The Jaguars took advantage, getting steady pressure up the middle.
"When you don't have the best center in the NFL, you have someone that's less than the best," Thomas said. "But if we had played to our standard, I think we would have been OK."
Hoyer didn't want to use Mack's absence as an excuse. He credited Jacksonville's defense for posing problems at every position. But Jaguars defensive tackles Sen'Derrick Marks and Roy Miller gave Cleveland fits inside.
"Remember, that's a good front seven we faced," Hoyer said. "That could probably be the best front seven on defense that we've played. You can't replace Alex Mack, but that's no excuse for us. We showed that last week that we can replace him, but today we just got outplayed."
Hoyer's mistakes were costly, too. He lost a fumble that led to a field goal in the third quarter and threw an interception in the fourth.

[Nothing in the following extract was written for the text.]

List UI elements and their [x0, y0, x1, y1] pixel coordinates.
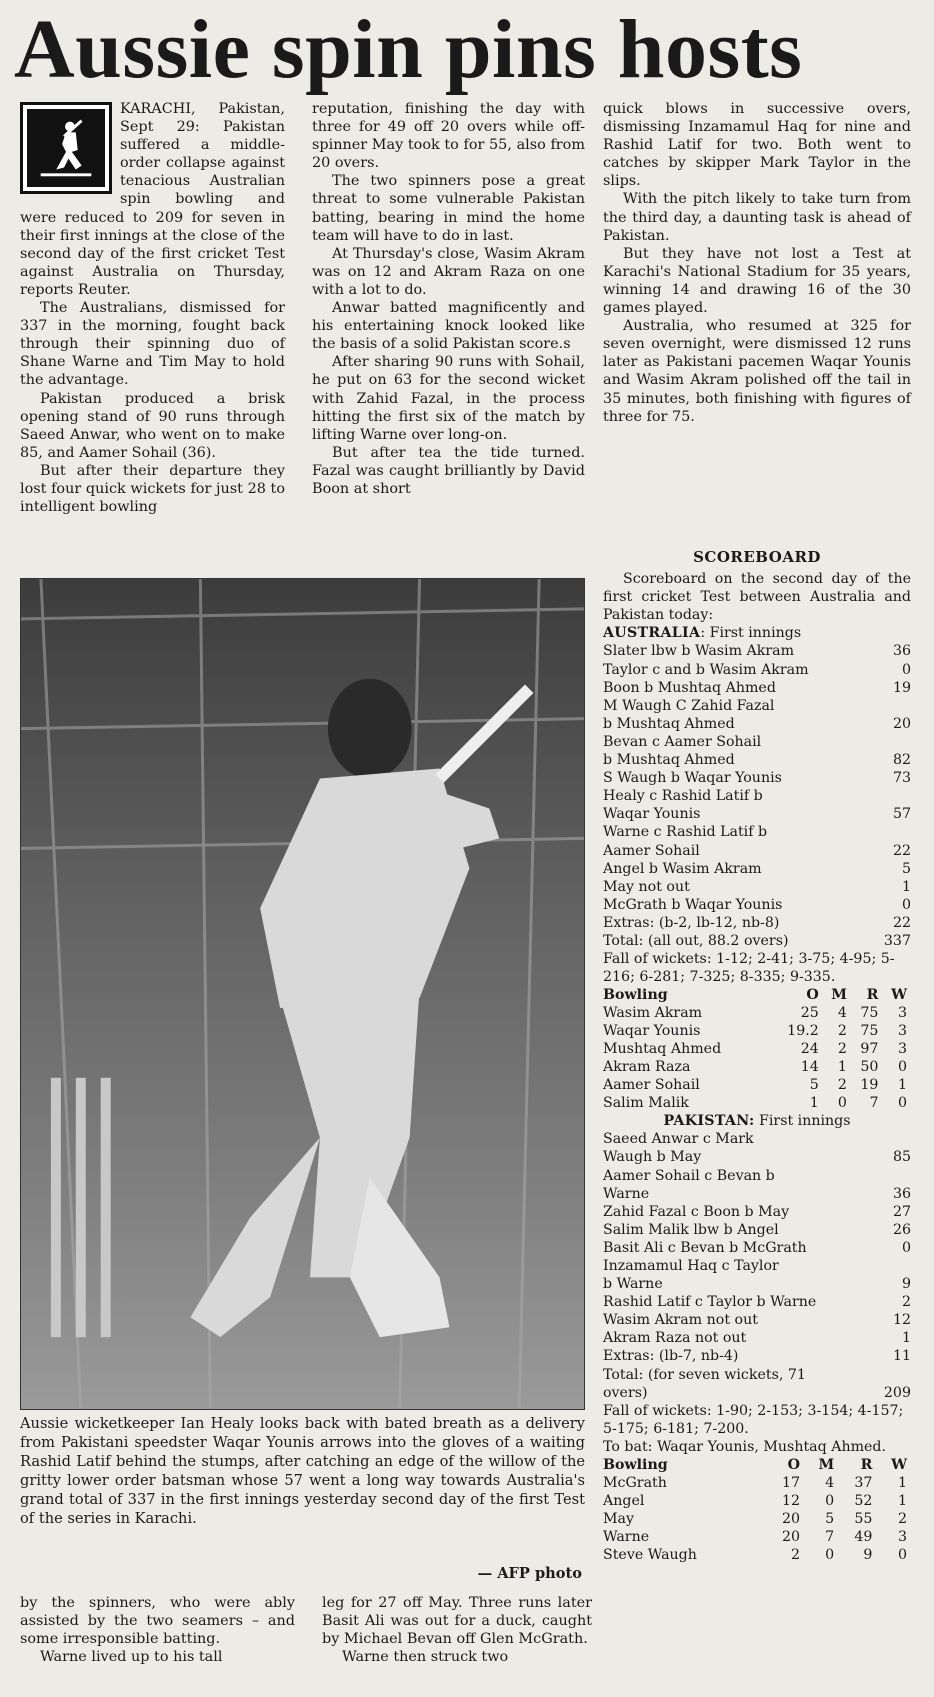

The fumble was questionable, but it was upheld after officials reviewed the replay.
"I threw it as I was getting hit," Hoyer said. "When I let it go, I didn't even try to get up and get the ball because I thought it clearly was an incompletion."
His play could rekindle debate about how long first-round draft pick Johnny Manziel will stay on the sideline. Hoyer had been solid all season, but that was with a dynamic running game.
Now, the question remains whether the Browns can get it back without Mack in the mix. Or whether Hoyer can step up his play without the same kind of ground game.
"We weren't running the ball well and we were in second-and-9, third-and-10, and that's tough on any quarterback," Pettine said. "We knew it would be a big challenge for us. That was good defensive line play by them to get their hands up and knock down some passes. That's frustrating when you have guys open down the field and you can't get the ball to them."